Im August 2008 marschierten russische Truppen in Ost-Ossetien ein. Gleichzeitig fielen Internet und Elektrizitätsversorgung in Georgiens Hauptstadt Tiflis aus. Damit waren Aufklärung und Abwehr russischer Fehlinformation zunächst nicht mehr möglich.
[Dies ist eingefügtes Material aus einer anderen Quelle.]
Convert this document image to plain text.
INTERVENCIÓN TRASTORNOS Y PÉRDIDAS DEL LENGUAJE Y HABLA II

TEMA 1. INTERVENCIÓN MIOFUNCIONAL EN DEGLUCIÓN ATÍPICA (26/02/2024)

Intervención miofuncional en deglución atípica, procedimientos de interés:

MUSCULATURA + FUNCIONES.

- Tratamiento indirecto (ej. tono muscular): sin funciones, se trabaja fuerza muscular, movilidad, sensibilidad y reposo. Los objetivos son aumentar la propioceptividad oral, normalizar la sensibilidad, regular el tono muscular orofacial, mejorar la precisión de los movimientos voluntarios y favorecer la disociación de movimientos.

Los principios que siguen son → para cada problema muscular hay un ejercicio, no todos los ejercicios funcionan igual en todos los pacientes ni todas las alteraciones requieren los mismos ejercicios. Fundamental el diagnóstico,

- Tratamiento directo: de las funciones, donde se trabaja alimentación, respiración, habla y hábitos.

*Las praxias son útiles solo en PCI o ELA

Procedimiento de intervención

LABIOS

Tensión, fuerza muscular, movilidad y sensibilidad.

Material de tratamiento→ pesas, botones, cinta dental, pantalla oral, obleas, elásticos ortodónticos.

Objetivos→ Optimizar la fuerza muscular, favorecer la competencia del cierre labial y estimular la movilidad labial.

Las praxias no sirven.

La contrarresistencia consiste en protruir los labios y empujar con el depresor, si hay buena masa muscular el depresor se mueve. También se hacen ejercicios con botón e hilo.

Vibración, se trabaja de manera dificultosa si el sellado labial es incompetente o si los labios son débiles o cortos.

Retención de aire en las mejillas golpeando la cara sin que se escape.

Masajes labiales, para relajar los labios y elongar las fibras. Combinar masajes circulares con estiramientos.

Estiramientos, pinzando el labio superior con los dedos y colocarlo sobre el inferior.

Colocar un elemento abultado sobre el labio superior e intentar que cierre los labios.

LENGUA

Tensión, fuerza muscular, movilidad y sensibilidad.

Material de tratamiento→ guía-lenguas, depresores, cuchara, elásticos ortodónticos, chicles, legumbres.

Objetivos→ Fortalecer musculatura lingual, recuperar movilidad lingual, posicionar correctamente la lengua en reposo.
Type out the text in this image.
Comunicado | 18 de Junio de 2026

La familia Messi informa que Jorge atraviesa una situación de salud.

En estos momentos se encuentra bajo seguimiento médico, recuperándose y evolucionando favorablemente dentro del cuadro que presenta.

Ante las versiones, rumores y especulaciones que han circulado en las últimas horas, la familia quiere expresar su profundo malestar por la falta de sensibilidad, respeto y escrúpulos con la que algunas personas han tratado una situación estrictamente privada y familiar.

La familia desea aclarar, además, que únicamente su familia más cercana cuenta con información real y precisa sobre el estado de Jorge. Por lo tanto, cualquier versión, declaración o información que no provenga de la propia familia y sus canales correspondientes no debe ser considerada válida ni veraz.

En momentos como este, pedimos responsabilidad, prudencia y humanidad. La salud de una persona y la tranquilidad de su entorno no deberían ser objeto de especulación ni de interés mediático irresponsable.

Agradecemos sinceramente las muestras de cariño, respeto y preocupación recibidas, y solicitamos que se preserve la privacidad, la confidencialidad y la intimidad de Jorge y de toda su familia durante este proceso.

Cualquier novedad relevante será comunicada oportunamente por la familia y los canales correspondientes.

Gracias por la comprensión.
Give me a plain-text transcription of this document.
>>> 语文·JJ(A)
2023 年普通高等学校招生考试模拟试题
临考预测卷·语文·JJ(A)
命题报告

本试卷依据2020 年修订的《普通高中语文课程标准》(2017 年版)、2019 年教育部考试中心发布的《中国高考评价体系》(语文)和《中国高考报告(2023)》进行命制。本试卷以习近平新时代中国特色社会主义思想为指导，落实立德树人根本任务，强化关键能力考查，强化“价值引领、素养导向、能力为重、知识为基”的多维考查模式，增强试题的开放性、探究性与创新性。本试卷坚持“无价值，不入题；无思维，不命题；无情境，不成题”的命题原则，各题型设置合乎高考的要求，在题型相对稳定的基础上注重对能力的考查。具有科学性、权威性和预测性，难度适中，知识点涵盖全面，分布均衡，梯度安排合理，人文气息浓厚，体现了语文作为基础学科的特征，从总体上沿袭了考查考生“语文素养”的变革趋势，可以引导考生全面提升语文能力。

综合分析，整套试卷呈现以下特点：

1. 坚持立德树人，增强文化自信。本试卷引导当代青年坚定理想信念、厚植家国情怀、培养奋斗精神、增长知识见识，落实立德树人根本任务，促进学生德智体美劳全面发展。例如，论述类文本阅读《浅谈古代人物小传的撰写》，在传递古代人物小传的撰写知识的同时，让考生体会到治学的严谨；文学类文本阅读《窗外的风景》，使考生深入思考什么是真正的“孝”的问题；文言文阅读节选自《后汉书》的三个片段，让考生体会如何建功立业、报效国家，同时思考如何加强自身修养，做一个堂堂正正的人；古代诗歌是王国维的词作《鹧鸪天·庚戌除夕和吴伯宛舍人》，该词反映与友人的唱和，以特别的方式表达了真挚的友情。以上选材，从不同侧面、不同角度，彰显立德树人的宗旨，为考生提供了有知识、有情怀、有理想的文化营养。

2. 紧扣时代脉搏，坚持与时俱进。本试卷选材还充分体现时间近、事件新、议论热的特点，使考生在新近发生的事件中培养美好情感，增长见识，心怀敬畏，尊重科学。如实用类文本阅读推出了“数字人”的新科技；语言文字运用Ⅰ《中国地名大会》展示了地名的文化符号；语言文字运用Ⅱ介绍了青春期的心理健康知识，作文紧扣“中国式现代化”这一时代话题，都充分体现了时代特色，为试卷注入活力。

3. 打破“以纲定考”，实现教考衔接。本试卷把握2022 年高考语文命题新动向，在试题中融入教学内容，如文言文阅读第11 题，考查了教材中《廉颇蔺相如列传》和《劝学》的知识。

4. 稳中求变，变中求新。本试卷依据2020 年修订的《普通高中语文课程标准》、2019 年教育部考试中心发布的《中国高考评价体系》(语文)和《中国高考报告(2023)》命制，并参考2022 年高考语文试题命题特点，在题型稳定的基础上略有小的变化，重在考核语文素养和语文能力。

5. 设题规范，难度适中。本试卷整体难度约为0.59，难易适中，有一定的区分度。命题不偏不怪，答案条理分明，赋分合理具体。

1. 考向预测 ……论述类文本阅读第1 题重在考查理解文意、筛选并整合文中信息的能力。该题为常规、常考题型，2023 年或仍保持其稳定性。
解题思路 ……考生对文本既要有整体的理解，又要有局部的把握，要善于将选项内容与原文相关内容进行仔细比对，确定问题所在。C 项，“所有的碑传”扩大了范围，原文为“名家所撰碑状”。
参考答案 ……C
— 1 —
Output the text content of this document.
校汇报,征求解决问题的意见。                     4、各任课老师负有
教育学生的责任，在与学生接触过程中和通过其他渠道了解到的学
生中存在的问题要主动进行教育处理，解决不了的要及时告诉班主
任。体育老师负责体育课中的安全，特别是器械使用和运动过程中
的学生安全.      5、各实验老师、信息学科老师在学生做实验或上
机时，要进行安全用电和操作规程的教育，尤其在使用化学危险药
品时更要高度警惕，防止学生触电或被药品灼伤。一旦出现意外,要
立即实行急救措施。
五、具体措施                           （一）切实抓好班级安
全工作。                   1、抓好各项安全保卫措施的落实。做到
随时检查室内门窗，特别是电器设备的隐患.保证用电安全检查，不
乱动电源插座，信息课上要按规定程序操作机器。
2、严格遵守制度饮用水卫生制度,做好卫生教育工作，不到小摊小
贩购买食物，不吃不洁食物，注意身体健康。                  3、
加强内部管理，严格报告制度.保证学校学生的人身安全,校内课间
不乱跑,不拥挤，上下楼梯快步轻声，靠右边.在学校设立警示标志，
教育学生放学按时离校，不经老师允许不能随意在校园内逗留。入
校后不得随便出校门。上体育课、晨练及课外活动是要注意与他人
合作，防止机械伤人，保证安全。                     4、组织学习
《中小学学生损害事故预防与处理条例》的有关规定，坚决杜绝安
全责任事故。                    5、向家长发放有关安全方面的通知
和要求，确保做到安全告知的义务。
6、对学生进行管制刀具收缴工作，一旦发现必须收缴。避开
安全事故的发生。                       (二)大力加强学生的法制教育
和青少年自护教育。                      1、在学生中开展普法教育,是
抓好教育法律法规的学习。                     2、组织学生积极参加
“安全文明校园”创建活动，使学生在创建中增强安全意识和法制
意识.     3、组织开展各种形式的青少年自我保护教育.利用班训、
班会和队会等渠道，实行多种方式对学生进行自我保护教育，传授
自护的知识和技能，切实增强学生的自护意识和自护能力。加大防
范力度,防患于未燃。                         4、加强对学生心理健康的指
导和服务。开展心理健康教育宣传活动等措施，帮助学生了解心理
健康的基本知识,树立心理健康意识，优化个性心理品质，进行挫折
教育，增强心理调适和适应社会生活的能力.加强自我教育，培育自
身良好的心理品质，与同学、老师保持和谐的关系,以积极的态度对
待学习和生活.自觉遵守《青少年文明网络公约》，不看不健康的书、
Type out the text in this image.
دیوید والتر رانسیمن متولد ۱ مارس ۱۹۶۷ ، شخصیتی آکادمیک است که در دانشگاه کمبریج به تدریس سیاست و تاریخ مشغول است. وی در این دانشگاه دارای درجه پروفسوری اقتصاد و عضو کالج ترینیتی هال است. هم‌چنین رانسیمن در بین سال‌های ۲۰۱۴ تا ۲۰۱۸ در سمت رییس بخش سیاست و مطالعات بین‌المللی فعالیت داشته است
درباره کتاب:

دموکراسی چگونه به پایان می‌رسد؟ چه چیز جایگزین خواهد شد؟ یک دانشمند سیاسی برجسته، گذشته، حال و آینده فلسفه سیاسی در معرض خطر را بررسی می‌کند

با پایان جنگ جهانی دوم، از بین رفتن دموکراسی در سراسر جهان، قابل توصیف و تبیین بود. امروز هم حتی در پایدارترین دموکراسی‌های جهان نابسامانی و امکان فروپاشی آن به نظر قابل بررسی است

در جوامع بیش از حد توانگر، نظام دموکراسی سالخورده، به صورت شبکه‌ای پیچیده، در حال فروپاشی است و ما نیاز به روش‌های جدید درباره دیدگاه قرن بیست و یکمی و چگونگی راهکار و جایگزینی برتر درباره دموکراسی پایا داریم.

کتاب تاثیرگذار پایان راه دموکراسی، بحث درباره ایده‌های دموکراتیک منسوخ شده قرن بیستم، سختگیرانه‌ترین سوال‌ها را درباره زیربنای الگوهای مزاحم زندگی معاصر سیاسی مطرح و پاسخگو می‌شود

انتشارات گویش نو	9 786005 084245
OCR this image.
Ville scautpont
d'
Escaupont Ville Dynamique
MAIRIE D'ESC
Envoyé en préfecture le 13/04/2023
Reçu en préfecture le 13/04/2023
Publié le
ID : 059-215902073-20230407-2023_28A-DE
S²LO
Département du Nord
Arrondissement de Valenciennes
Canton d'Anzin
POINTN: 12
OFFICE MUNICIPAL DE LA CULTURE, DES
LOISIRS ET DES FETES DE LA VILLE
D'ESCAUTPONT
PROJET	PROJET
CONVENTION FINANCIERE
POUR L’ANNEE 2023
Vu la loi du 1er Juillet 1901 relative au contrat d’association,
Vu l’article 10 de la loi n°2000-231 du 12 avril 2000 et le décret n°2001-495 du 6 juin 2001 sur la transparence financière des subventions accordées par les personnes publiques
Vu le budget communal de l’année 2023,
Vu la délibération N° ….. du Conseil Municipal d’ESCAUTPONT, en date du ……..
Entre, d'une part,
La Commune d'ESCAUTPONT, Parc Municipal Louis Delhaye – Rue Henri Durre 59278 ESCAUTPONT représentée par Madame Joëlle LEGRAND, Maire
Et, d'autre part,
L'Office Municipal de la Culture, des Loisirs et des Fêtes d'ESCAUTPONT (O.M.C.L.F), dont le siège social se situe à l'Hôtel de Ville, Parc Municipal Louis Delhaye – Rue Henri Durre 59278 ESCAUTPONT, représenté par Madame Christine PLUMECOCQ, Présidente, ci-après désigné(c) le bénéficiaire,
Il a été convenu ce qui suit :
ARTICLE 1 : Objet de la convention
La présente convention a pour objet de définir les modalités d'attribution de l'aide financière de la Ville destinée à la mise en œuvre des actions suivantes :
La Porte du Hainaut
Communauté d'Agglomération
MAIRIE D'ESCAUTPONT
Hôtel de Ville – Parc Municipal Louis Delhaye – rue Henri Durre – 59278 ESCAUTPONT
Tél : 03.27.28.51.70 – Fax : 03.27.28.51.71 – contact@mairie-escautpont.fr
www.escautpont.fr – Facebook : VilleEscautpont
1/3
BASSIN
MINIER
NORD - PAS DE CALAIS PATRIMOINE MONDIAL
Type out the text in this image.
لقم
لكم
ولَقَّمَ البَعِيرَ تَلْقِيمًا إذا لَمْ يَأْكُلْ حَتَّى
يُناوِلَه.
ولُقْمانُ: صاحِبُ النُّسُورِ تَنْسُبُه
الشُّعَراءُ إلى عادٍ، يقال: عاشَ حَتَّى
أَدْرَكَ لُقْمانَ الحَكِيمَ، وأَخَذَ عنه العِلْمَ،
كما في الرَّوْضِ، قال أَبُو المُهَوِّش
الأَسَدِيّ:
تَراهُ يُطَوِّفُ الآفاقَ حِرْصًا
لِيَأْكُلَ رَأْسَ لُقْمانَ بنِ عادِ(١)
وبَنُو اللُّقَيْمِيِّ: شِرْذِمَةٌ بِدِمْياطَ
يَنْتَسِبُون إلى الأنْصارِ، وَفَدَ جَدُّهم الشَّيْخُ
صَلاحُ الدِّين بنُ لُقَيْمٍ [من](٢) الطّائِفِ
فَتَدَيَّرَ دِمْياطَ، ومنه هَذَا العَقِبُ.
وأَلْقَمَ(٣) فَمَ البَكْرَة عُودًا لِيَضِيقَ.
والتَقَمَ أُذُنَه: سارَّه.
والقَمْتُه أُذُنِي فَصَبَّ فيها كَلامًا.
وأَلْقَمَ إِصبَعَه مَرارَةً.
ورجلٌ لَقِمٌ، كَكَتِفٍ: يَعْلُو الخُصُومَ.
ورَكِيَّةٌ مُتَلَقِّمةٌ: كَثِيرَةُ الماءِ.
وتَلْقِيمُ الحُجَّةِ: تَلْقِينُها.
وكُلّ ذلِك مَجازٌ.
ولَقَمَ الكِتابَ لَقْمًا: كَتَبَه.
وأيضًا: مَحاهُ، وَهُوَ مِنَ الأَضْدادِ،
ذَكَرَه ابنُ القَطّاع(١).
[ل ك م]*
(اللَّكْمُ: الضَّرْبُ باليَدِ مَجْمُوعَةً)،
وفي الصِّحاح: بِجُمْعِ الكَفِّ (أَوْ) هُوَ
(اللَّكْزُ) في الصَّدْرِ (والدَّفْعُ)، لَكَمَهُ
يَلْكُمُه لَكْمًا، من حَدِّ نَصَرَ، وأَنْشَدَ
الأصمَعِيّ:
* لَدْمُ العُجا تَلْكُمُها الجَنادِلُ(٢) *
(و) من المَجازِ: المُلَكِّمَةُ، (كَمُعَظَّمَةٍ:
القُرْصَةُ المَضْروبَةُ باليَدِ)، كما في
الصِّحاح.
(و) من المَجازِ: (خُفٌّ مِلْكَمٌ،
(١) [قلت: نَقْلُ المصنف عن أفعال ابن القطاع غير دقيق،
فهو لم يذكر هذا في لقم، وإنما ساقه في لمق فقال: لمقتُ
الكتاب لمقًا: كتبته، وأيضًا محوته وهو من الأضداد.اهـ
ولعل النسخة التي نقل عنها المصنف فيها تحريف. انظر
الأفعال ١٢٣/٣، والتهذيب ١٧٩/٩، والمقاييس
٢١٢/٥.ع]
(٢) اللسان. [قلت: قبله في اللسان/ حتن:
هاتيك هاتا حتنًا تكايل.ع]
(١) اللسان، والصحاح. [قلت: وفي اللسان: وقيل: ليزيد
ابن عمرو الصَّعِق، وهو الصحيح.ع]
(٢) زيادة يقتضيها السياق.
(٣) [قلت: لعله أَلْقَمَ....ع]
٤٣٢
Die US-Seite präsentierte ihr Aggressionspotential mit israelischer Unterstützung bei einem Angriff auf die iranische Uran-Anreicherungsanlage in Natanz. Mit dem Schadprogramm Stuxnet beschädigte sie 2.000 der 8.700 Zentrifugen schwer. Erstmals wurde mit Software kritische Hardware zerstört.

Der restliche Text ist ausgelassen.